Die Unwirksamkeit der Ausschlussklausel führt auch unter Berücksichtigung der Besonderheiten bei Altverträgen zu ihrem ersatzlosen Wegfall bei Aufrechterhaltung des Arbeitsvertrags im Übrigen (§ 306 Abs. 1 und 2 BGB).

Sind Bestimmungen in Allgemeinen Geschäftsbedingungen unwirksam, ist nach § 306 Abs. 2 BGB das (dispositive) Gesetz maßgebend. Ist der Gegenstand der unwirksamen Vereinbarung nicht gesetzlich geregelt, kommt es darauf an, ob ein ersatzloser Wegfall der unwirksamen Klausel eine sachgerechte Lösung darstellt. Scheidet diese Möglichkeit aus, ist zu prüfen, ob nach den anerkannten Grundsätzen der ergänzenden Vertragsauslegung eine Ersatzregelung gefunden werden kann (BAG vom 25. April 2007 - 5 AZR 627/06 - Rn. 26, AP BGB § 308 Nr. 7 = EzA BGB 2002 § 307 Nr. 20 mwN) .

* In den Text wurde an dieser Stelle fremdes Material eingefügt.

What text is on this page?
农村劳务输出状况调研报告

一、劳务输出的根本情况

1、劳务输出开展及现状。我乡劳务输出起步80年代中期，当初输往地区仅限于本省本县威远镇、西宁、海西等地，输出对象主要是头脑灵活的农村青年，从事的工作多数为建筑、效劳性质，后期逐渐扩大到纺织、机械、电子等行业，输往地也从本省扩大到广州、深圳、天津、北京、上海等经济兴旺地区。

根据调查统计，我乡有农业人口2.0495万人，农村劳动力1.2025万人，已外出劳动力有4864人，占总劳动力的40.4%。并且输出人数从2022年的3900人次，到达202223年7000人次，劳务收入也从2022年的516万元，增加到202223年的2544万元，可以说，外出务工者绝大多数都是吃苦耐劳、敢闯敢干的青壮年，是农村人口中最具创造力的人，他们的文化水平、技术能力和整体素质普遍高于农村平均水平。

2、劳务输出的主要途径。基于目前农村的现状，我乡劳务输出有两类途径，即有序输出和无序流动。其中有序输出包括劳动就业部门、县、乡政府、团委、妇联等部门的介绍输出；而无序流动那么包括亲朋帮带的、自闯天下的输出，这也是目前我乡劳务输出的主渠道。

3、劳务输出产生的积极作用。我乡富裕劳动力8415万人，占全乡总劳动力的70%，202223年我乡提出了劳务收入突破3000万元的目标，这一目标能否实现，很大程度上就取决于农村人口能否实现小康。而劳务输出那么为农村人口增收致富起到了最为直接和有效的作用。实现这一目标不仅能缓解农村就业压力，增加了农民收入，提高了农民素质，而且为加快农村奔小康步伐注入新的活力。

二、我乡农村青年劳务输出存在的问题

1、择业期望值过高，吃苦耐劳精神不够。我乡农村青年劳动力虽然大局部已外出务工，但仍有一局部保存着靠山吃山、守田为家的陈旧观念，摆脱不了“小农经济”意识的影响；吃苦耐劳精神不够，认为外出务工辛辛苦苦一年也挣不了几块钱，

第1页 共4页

Eine sog. geltungserhaltende Reduktion ist im Recht der Allgemeinen Geschäftsbedingungen nicht vorgesehen und wurde abgelehnt (BAG vom 28. September 2005 - 5 AZR 52/05 - NZA 2006, 149). Der Gesetzgeber hat sich mit Art. 229 § 5 EGBGB für die Anwendbarkeit der §§ 305 ff. BGB auch auf Verträge entschieden, die bei ihrem Abschluss noch nicht dem Anwendungsbereich des Rechts Allgemeiner Geschäftsbedingungen unterfielen. Durch die Überleitungsvorschrift war den Arbeitsvertragsparteien ein zeitlicher Spielraum eröffnet, sich auf die geänderte rechtliche Lage einzustellen. Die Vertragsparteien können nicht davon ausgehen, dass die rechtliche Beurteilung einzelner Vertragsregelungen während der gesamten Dauer des Arbeitsverhältnisses unverändert bleibt. Ein etwaiges Vertrauen des Verwenders darauf, zu kurze und damit unwirksam gewordene Ausschlussfristen würden generell auf das gerade noch zulässige Maß verlängert, wäre nicht berechtigt und nicht schützenswert.

Praxishinweise:
Nunmehr ist es auch höchstrichterlich entschieden, dass für vor dem 01.01.2002 abgeschlossene Arbeitsverträge die zweimonatige Ausschlussfrist zu kurz ist. Da weder eine geltungserhaltende Reduktion noch eine ergänzende Vertragsauslegung dem Arbeitgeber „hilft“, bergen gerade Altverträge ein großes Risikopotential.